Noon Position: 29.49.54W, 124.41.42W
Course: SW
Speed: 1 – 2 knots
Wind: Light and Variable
Sail: Big Jenny plus full main and “scandalized” with the stack pack for good measure
Bar: 1018
Sea: NW 1 – 2
Sky: Gray, still. Have not seen sun since slipping under the Golden Gate Bridge
Cabin Temp: 70
Water Temp: 67
Miles last 24-hours: 87
Miles since departure: 528
Ran all night with twins poled out, but in fact they caught little air. A devil’s orchestra, they whipped and banged in their frustration and so badly that I had, this morning, to cut away chafe on the port genoa sheet where the mad dog of a pole had chewed through the cover. Day four and I’m already dealing with chafe.
An hour before dawn, I woke to find Mo making E, a nice thought, but several thousand miles premature. What there was of wind had gone into the W, and so I doused the poles and have been flying the big genoa and main since. Wind went lightly S and then SE and then W again and we slowly boxed the compass in search of a heading everyone could agree on, a disorienting experience when the sky is flat gray.

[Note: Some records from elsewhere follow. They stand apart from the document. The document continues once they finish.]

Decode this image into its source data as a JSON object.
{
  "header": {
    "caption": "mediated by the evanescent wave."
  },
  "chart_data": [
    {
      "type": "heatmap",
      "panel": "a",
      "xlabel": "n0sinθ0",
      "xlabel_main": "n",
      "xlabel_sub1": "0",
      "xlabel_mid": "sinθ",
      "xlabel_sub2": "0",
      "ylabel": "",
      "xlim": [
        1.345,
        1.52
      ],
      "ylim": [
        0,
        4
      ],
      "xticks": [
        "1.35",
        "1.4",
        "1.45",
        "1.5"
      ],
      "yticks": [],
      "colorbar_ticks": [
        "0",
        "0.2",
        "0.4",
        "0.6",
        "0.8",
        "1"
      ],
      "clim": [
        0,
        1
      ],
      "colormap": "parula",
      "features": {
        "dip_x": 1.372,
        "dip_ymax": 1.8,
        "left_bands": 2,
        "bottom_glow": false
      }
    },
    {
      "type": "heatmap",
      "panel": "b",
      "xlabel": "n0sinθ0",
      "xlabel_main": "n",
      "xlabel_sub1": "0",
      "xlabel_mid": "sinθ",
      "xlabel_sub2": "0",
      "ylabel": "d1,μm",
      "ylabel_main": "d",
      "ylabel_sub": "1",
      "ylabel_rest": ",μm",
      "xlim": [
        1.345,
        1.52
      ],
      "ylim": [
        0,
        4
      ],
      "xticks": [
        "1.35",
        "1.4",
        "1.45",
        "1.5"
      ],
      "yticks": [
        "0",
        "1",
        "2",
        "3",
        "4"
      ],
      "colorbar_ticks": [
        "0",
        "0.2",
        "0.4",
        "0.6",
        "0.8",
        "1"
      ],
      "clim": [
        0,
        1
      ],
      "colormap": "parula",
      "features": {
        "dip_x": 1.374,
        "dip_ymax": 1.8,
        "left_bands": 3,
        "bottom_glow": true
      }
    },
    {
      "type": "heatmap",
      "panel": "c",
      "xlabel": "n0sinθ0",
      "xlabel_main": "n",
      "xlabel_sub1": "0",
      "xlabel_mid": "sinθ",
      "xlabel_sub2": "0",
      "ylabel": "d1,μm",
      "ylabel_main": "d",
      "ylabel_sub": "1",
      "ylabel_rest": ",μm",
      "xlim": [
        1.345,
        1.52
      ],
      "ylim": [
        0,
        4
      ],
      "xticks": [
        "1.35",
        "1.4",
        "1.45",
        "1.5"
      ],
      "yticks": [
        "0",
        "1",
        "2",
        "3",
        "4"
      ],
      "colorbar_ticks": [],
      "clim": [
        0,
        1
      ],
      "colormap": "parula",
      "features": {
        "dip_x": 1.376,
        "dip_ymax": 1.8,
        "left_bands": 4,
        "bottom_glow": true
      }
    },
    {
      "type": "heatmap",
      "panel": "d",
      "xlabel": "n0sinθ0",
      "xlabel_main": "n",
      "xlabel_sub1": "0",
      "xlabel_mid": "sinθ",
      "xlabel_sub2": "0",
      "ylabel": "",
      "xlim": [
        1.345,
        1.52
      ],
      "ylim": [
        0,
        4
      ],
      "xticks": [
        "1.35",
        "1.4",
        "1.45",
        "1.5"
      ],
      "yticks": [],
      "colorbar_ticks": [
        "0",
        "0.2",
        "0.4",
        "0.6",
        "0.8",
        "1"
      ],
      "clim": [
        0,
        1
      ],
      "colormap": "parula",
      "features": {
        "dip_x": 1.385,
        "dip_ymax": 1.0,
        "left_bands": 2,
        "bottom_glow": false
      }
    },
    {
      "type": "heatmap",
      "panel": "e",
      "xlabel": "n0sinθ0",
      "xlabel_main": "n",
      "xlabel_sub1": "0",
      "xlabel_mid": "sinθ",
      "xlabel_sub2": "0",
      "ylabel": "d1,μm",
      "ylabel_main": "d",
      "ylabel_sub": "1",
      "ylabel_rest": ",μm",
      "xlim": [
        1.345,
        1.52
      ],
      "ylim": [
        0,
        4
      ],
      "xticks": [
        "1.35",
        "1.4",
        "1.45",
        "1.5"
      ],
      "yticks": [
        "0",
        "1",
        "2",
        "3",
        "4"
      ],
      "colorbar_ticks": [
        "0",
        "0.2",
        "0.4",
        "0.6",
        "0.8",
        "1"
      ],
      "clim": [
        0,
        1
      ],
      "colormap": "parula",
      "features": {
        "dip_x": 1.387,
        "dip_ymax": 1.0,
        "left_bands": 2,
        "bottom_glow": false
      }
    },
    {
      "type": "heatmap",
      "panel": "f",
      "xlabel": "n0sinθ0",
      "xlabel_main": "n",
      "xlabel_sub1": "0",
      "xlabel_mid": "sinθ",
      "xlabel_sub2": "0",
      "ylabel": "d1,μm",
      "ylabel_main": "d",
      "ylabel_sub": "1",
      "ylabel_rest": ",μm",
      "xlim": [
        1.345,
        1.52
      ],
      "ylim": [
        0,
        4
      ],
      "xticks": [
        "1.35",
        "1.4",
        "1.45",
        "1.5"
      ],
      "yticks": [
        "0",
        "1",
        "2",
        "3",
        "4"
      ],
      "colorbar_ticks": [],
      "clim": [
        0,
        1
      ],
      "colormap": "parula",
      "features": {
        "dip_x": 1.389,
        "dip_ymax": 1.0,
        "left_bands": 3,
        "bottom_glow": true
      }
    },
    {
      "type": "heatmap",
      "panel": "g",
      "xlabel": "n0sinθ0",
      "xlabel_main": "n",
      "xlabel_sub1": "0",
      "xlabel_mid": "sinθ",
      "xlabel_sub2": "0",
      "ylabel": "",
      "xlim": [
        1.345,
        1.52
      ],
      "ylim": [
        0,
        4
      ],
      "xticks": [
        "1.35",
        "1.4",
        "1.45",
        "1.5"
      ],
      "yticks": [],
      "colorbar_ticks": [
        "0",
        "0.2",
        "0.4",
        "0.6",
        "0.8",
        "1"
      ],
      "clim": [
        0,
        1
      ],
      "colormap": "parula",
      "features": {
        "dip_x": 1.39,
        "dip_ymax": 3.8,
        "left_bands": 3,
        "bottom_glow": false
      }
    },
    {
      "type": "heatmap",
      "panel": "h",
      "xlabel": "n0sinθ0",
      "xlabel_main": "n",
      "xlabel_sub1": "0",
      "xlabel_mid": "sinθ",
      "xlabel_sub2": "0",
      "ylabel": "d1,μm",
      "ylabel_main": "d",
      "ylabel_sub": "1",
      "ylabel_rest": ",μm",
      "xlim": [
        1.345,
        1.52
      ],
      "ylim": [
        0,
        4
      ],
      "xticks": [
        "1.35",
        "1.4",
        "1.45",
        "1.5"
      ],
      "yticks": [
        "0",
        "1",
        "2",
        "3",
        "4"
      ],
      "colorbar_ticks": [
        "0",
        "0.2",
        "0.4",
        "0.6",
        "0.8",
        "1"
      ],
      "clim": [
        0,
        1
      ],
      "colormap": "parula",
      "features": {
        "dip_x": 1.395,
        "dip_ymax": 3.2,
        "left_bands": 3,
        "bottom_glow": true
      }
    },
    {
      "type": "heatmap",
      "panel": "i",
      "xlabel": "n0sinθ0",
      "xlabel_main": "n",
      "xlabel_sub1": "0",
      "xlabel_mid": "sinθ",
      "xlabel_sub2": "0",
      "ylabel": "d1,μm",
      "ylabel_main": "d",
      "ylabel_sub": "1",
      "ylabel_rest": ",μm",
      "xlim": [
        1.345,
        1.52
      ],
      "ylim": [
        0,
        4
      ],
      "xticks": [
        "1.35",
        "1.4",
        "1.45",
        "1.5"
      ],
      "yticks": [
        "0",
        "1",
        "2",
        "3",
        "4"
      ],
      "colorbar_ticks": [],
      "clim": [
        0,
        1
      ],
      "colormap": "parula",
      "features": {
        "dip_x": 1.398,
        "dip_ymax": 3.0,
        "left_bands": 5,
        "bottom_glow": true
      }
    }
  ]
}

I’ve been at the tiller and sheets most of the day as this is no kind of weather for Monte.

This afternoon wind went WNW, variable 6 – 12, for three glorious hours. Monte was beside himself. He’d be happily sawing away on his fiddle back on the taffrail when Neptune would throw in a chord change. Wind would suddenly increase by 6 knots. He’d charge off WSW.

“Monte! Dude, we go south,!” I’d shout.
“What? I thought you wanted to go fast. Here is fast!” he’d shout back.
“Yes, fast *and* south.”
“Ah, but you see, Capitan, the music she does not always play in both directions.”

The wind seems to be driven by squalls but not of the kind I’ve ever seen before. These “squalls” are large and thin; they bring a smattering of rain and can take several hours to approach and pass.

The last one passed about four this afternoon, and now we are back to the cacophony of no wind.

May simply drop sails for the night.

Question: isn’t this where one might expect NE trades?

4 Comments on “The Music is Light and Variable

  1. Monte is a good shipmate to talk to. Very wise. Specializes in what’s possible.

  2. Too soon for trades, man, and maybe too far East. I once made the run from Socal to Panama with lots of light air and no NE trades. Hang in there!
    from Holy Grrail Howard

  3. Have the same problem with chafe with the poles on the sheet lines. Now add a carbon fibre sleeve at the sheet end and have no chafe. Hope you have some extra length on the sheet line. Wind will come….patience be damned I want wind now!